Strain Localization and Electrical Resistance Evolution in Ag Nanoflake-Based Conductive Inks under Monotonic and Cyclic Stretching
Flexible hybrid electronics (FHE) devices are an emerging class of electronics devices that are flexible and conformal to non-planar surfaces. Interconnect materials for FHE devices known as conductive inks consist of submicron Ag flakes embedded in polymer binder materials and screen printed on polymer substrates. For these conductors, strain localization plays a dominant role in the electrical resistance increase with uniaxial strain. The current work seeks to investigate the origins of ink strain localization, the important material and structural dimensional factors affecting strain localization, and the relationship between strain localization mechanisms and resistance increase with both monotonic and cyclic uniaxial strain. A secondary research objective is the investigation of key empirical parameters for characterizing ink resistance evolution with cyclic strain in order to model ink resistance evolution with cycling.

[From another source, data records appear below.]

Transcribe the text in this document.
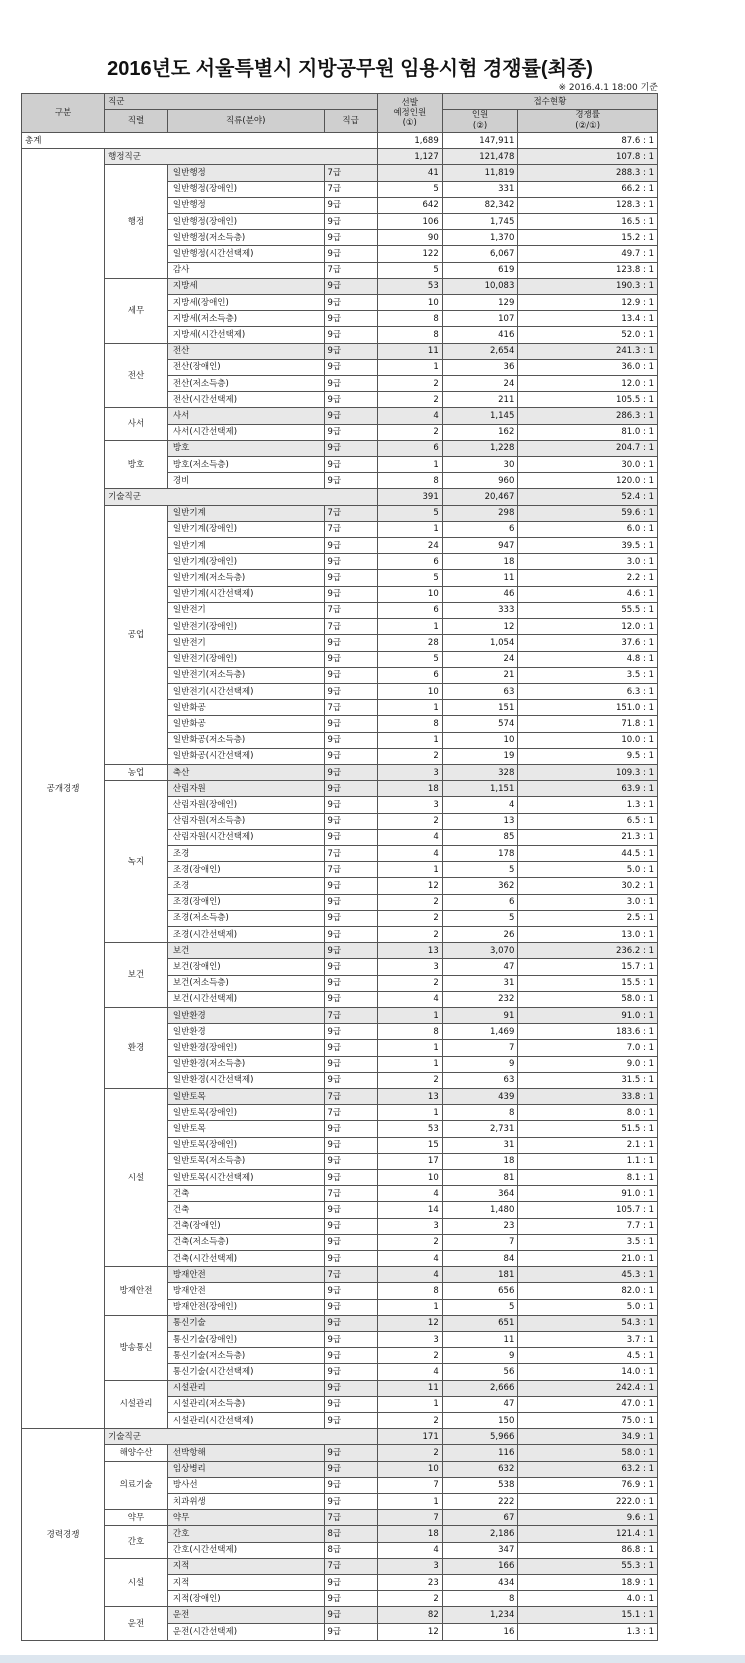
2016년도 서울특별시 지방공무원 임용시험 경쟁률(최종)
※ 2016.4.1 18:00 기준
구분	직군			선발
예정인원
(①)	접수현황	
	직렬	직류(분야)	직급		인원
(②)	경쟁률
(②/①)
총계				1,689	147,911	87.6 : 1
공개경쟁	행정직군			1,127	121,478	107.8 : 1
	행정	일반행정	7급	41	11,819	288.3 : 1
		일반행정(장애인)	7급	5	331	66.2 : 1
		일반행정	9급	642	82,342	128.3 : 1
		일반행정(장애인)	9급	106	1,745	16.5 : 1
		일반행정(저소득층)	9급	90	1,370	15.2 : 1
		일반행정(시간선택제)	9급	122	6,067	49.7 : 1
		감사	7급	5	619	123.8 : 1
	세무	지방세	9급	53	10,083	190.3 : 1
		지방세(장애인)	9급	10	129	12.9 : 1
		지방세(저소득층)	9급	8	107	13.4 : 1
		지방세(시간선택제)	9급	8	416	52.0 : 1
	전산	전산	9급	11	2,654	241.3 : 1
		전산(장애인)	9급	1	36	36.0 : 1
		전산(저소득층)	9급	2	24	12.0 : 1
		전산(시간선택제)	9급	2	211	105.5 : 1
	사서	사서	9급	4	1,145	286.3 : 1
		사서(시간선택제)	9급	2	162	81.0 : 1
	방호	방호	9급	6	1,228	204.7 : 1
		방호(저소득층)	9급	1	30	30.0 : 1
		경비	9급	8	960	120.0 : 1
	기술직군			391	20,467	52.4 : 1
	공업	일반기계	7급	5	298	59.6 : 1
		일반기계(장애인)	7급	1	6	6.0 : 1
		일반기계	9급	24	947	39.5 : 1
		일반기계(장애인)	9급	6	18	3.0 : 1
		일반기계(저소득층)	9급	5	11	2.2 : 1
		일반기계(시간선택제)	9급	10	46	4.6 : 1
		일반전기	7급	6	333	55.5 : 1
		일반전기(장애인)	7급	1	12	12.0 : 1
		일반전기	9급	28	1,054	37.6 : 1
		일반전기(장애인)	9급	5	24	4.8 : 1
		일반전기(저소득층)	9급	6	21	3.5 : 1
		일반전기(시간선택제)	9급	10	63	6.3 : 1
		일반화공	7급	1	151	151.0 : 1
		일반화공	9급	8	574	71.8 : 1
		일반화공(저소득층)	9급	1	10	10.0 : 1
		일반화공(시간선택제)	9급	2	19	9.5 : 1
	농업	축산	9급	3	328	109.3 : 1
	녹지	산림자원	9급	18	1,151	63.9 : 1
		산림자원(장애인)	9급	3	4	1.3 : 1
		산림자원(저소득층)	9급	2	13	6.5 : 1
		산림자원(시간선택제)	9급	4	85	21.3 : 1
		조경	7급	4	178	44.5 : 1
		조경(장애인)	7급	1	5	5.0 : 1
		조경	9급	12	362	30.2 : 1
		조경(장애인)	9급	2	6	3.0 : 1
		조경(저소득층)	9급	2	5	2.5 : 1
		조경(시간선택제)	9급	2	26	13.0 : 1
	보건	보건	9급	13	3,070	236.2 : 1
		보건(장애인)	9급	3	47	15.7 : 1
		보건(저소득층)	9급	2	31	15.5 : 1
		보건(시간선택제)	9급	4	232	58.0 : 1
	환경	일반환경	7급	1	91	91.0 : 1
		일반환경	9급	8	1,469	183.6 : 1
		일반환경(장애인)	9급	1	7	7.0 : 1
		일반환경(저소득층)	9급	1	9	9.0 : 1
		일반환경(시간선택제)	9급	2	63	31.5 : 1
	시설	일반토목	7급	13	439	33.8 : 1
		일반토목(장애인)	7급	1	8	8.0 : 1
		일반토목	9급	53	2,731	51.5 : 1
		일반토목(장애인)	9급	15	31	2.1 : 1
		일반토목(저소득층)	9급	17	18	1.1 : 1
		일반토목(시간선택제)	9급	10	81	8.1 : 1
		건축	7급	4	364	91.0 : 1
		건축	9급	14	1,480	105.7 : 1
		건축(장애인)	9급	3	23	7.7 : 1
		건축(저소득층)	9급	2	7	3.5 : 1
		건축(시간선택제)	9급	4	84	21.0 : 1
	방재안전	방재안전	7급	4	181	45.3 : 1
		방재안전	9급	8	656	82.0 : 1
		방재안전(장애인)	9급	1	5	5.0 : 1
	방송통신	통신기술	9급	12	651	54.3 : 1
		통신기술(장애인)	9급	3	11	3.7 : 1
		통신기술(저소득층)	9급	2	9	4.5 : 1
		통신기술(시간선택제)	9급	4	56	14.0 : 1
	시설관리	시설관리	9급	11	2,666	242.4 : 1
		시설관리(저소득층)	9급	1	47	47.0 : 1
		시설관리(시간선택제)	9급	2	150	75.0 : 1
경력경쟁	기술직군			171	5,966	34.9 : 1
	해양수산	선박항해	9급	2	116	58.0 : 1
	의료기술	임상병리	9급	10	632	63.2 : 1
		방사선	9급	7	538	76.9 : 1
		치과위생	9급	1	222	222.0 : 1
	약무	약무	7급	7	67	9.6 : 1
	간호	간호	8급	18	2,186	121.4 : 1
		간호(시간선택제)	8급	4	347	86.8 : 1
	시설	지적	7급	3	166	55.3 : 1
		지적	9급	23	434	18.9 : 1
		지적(장애인)	9급	2	8	4.0 : 1
	운전	운전	9급	82	1,234	15.1 : 1
		운전(시간선택제)	9급	12	16	1.3 : 1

The primary method for investigating strain localization was uniaxial stretch testing with synchronous resistance measurement. In particular, experiments with in situ scanning electron microscope (SEM) imaging were used to simultaneously monitor the evolution of strain localization (primarily cracking) and electrical resistance with monotonic or cyclic stretching. Different ink and substrate materials were tested using the in situ SEM technique to observe differences in cracking mechanisms. The in situ images were analyzed using digital image correlation (DIC) to generate strain maps, leading to the numerical modeling of resistance based on crack statistics. Experiments with in situ confocal microscope (CM) imaging were used to help understand the effects of ink trace line width and thickness. Finite element modeling was used to investigate the origins of strain localization, which were hypothesized to be surface roughness and local variations in Ag flake concentration. For the second research objective, a series of cyclic experiments helped identify the key empirical parameters, leading to a model for predicting resistance assuming a constant rate of resistance increase with cycling.